I see many examples in the documentation for logging actual files as datasets/artifacts, but how do I log datasets that aren’t files? For example, I am using tensorflow_datasets to download my dataset directly into train and validation splits and would like to log these directly. Is there an easy way to do this or can they only live in a table object?
Hi @stevencockewandb.log() function, accepts a variety of data types including NumPy arrays, Python dictionaries, and other data structures. Are you looking to do something similar to this?
import tensorflow_datasets as tfds
import wandb
# Initialize WandB
wandb.init(project="tf-data-test")
# Load MNIST dataset
ds_train, ds_test = tfds.load('mnist', split=['train[:20]', 'test[:20]'], shuffle_files=True)
# Create a WandB Table
table = wandb.Table(columns=["image", "label"])

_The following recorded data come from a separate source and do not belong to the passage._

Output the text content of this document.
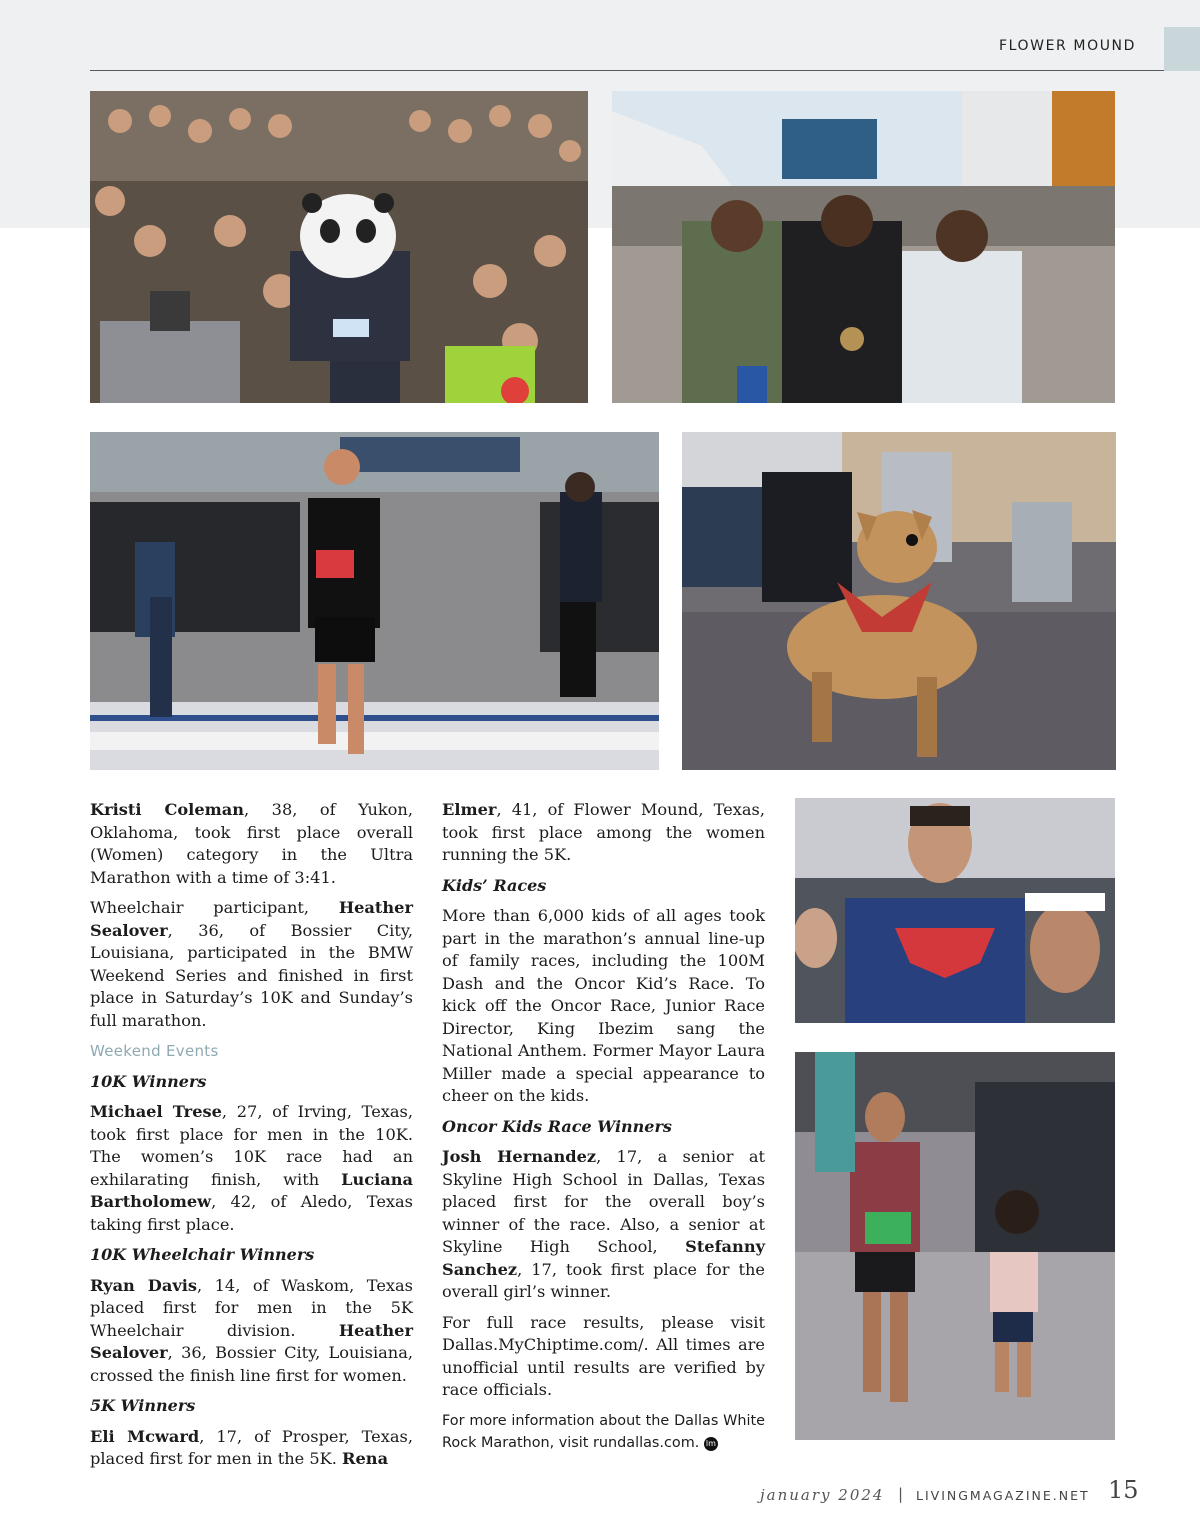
FLOWER MOUND

Kristi Coleman, 38, of Yukon, Oklahoma, took first place overall (Women) category in the Ultra Marathon with a time of 3:41.

Wheelchair participant, Heather Sealover, 36, of Bossier City, Louisiana, participated in the BMW Weekend Series and finished in first place in Saturday’s 10K and Sunday’s full marathon.

Weekend Events
10K Winners

Michael Trese, 27, of Irving, Texas, took first place for men in the 10K. The women’s 10K race had an exhilarating finish, with Luciana Bartholomew, 42, of Aledo, Texas taking first place.

10K Wheelchair Winners

Ryan Davis, 14, of Waskom, Texas placed first for men in the 5K Wheelchair division. Heather Sealover, 36, Bossier City, Louisiana, crossed the finish line first for women.

5K Winners

Eli Mcward, 17, of Prosper, Texas, placed first for men in the 5K. Rena

Elmer, 41, of Flower Mound, Texas, took first place among the women running the 5K.

Kids’ Races

More than 6,000 kids of all ages took part in the marathon’s annual line-up of family races, including the 100M Dash and the Oncor Kid’s Race. To kick off the Oncor Race, Junior Race Director, King Ibezim sang the National Anthem. Former Mayor Laura Miller made a special appearance to cheer on the kids.

Oncor Kids Race Winners

Josh Hernandez, 17, a senior at Skyline High School in Dallas, Texas placed first for the overall boy’s winner of the race. Also, a senior at Skyline High School, Stefanny Sanchez, 17, took first place for the overall girl’s winner.

For full race results, please visit Dallas.MyChiptime.com/. All times are unofficial until results are verified by race officials.

For more information about the Dallas White Rock Marathon, visit rundallas.com. lm

january 2024 | LIVINGMAGAZINE.NET 15
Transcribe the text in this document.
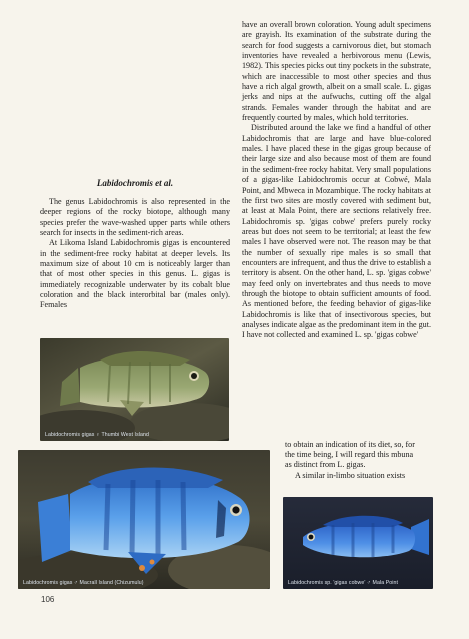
Labidochromis et al.

The genus Labidochromis is also represented in the deeper regions of the rocky biotope, although many species prefer the wave-washed upper parts while others search for insects in the sediment-rich areas.

At Likoma Island Labidochromis gigas is encountered in the sediment-free rocky habitat at deeper levels. Its maximum size of about 10 cm is noticeably larger than that of most other species in this genus. L. gigas is immediately recognizable underwater by its cobalt blue coloration and the black interorbital bar (males only). Females

have an overall brown coloration. Young adult specimens are grayish. Its examination of the substrate during the search for food suggests a carnivorous diet, but stomach inventories have revealed a herbivorous menu (Lewis, 1982). This species picks out tiny pockets in the substrate, which are inaccessible to most other species and thus have a rich algal growth, albeit on a small scale. L. gigas jerks and nips at the aufwuchs, cutting off the algal strands. Females wander through the habitat and are frequently courted by males, which hold territories.

Distributed around the lake we find a handful of other Labidochromis that are large and have blue-colored males. I have placed these in the gigas group because of their large size and also because most of them are found in the sediment-free rocky habitat. Very small populations of a gigas-like Labidochromis occur at Cobwé, Mala Point, and Mbweca in Mozambique. The rocky habitats at the first two sites are mostly covered with sediment but, at least at Mala Point, there are sections relatively free. Labidochromis sp. 'gigas cobwe' prefers purely rocky areas but does not seem to be territorial; at least the few males I have observed were not. The reason may be that the number of sexually ripe males is so small that encounters are infrequent, and thus the drive to establish a territory is absent. On the other hand, L. sp. 'gigas cobwe' may feed only on invertebrates and thus needs to move through the biotope to obtain sufficient amounts of food. As mentioned before, the feeding behavior of gigas-like Labidochromis is like that of insectivorous species, but analyses indicate algae as the predominant item in the gut. I have not collected and examined L. sp. 'gigas cobwe'

to obtain an indication of its diet, so, for
the time being, I will regard this mbuna
as distinct from L. gigas.
A similar in-limbo situation exists
Labidochromis gigas ♀ Thumbi West Island
Labidochromis gigas ♂ Macrall Island (Chizumulu)	Labidochromis sp. 'gigas cobwe' ♂ Mala Point
106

# Log examples to WandB & add data to table
for example in ds_train:
image = example['image'].numpy()
label = example['label'].numpy()
wandb.log({"image": wandb.Image(image, caption=f"Label: {label}")})
table.add_data(wandb.Image(image), label)
# Log the table to WandB
wandb.log({"mnist": table})
Hi @stevencocke, since we have not heard back from you we are going to close this request. If you would like to re-open the conversation, please let us know!